I talked last week about how each of the data points on any of the charts we look at which illustrate where MOOC students fall on this or that axis (whether labeled grades, engagement, age, education level or some other demographic) barely scratches the surface of the personal stories involved with each and every individual human story boiled down to a dot on a graph.
If another person I met a lunch (a stay-at-home Mom with whom I shared childcare stories) follows through on her plan to enroll in one or more MOOC to learn the business skills she needs to start her own company, is she just another MOOC enrollee over the age of 25 who already has a degree? And what does she have in common with the son of one of the conference organizers who will be seguing from video production into Web design using a combination of free and paid-for online learning resources? Is he the equivalent of those two mothers I talked to (or to me), just because we all fall into the same 25+ year-old demographic?

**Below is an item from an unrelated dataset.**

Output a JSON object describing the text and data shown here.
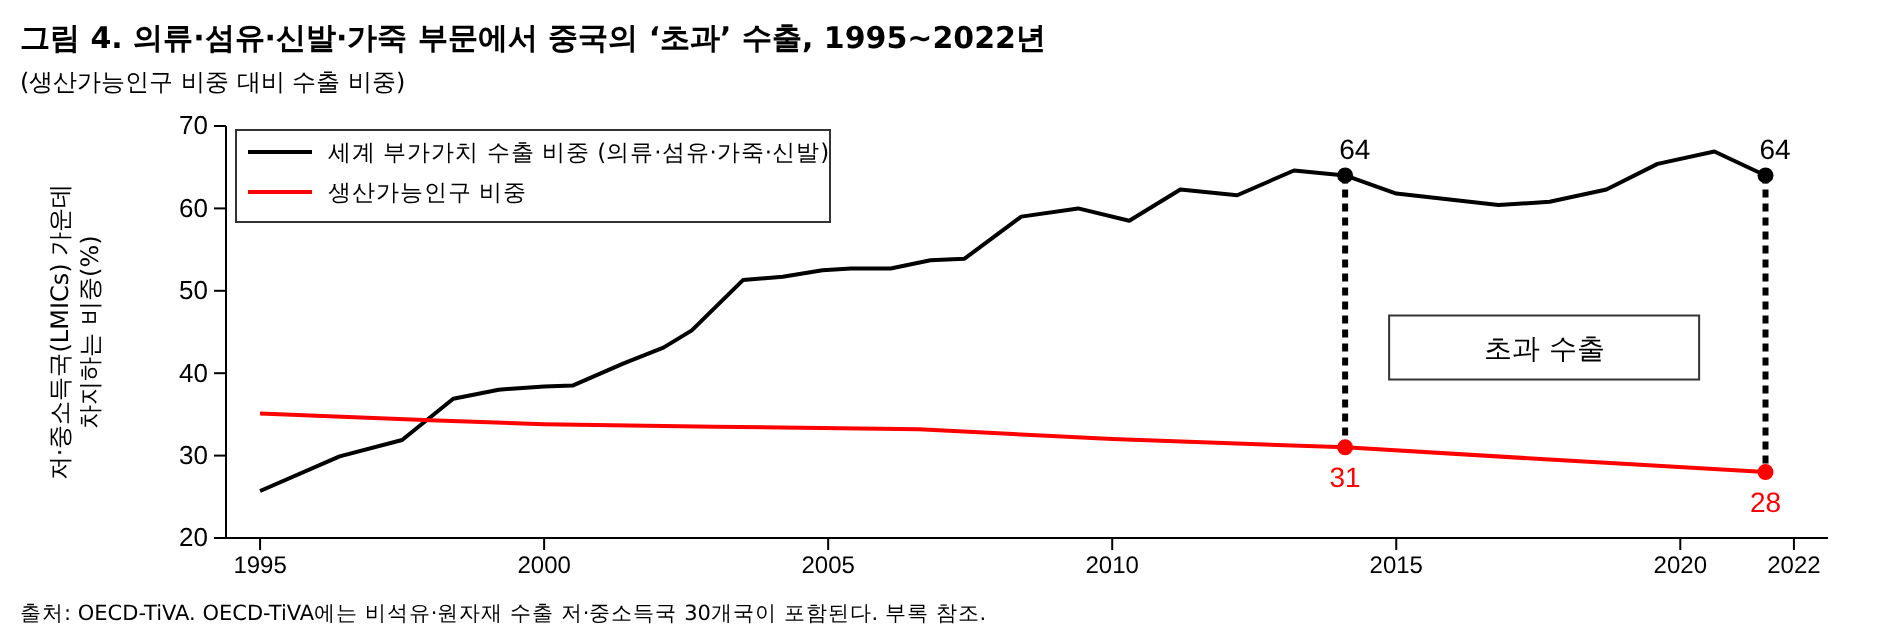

I’ve just submitted my first peer-graded essay assignment for Cathy Davidson’s Future of Higher Education MOOC, an assignment which asked us to describe something we had to unlearn during our lifetime in order to become educated. And the thing I realized I had to unlearn most is that educational theories and data (no matter how “Big”) divorced from the real-world experiences of individuals whose education was as meandering and quirky as my own is not going to tell us enough of what we need to know to make a difference in people’s lives.
That’s a lesson destined to stick with me even longer than memories of Virgin American’s creepy in-flight rock-safety video (which is to say a very long time indeed).
Sumon Ali says
May I know the cost of these courses as well as the duration of completing the undergraduate course.
Sumon Ali says
Is there any Online Graduate degrees available in Fullerton College?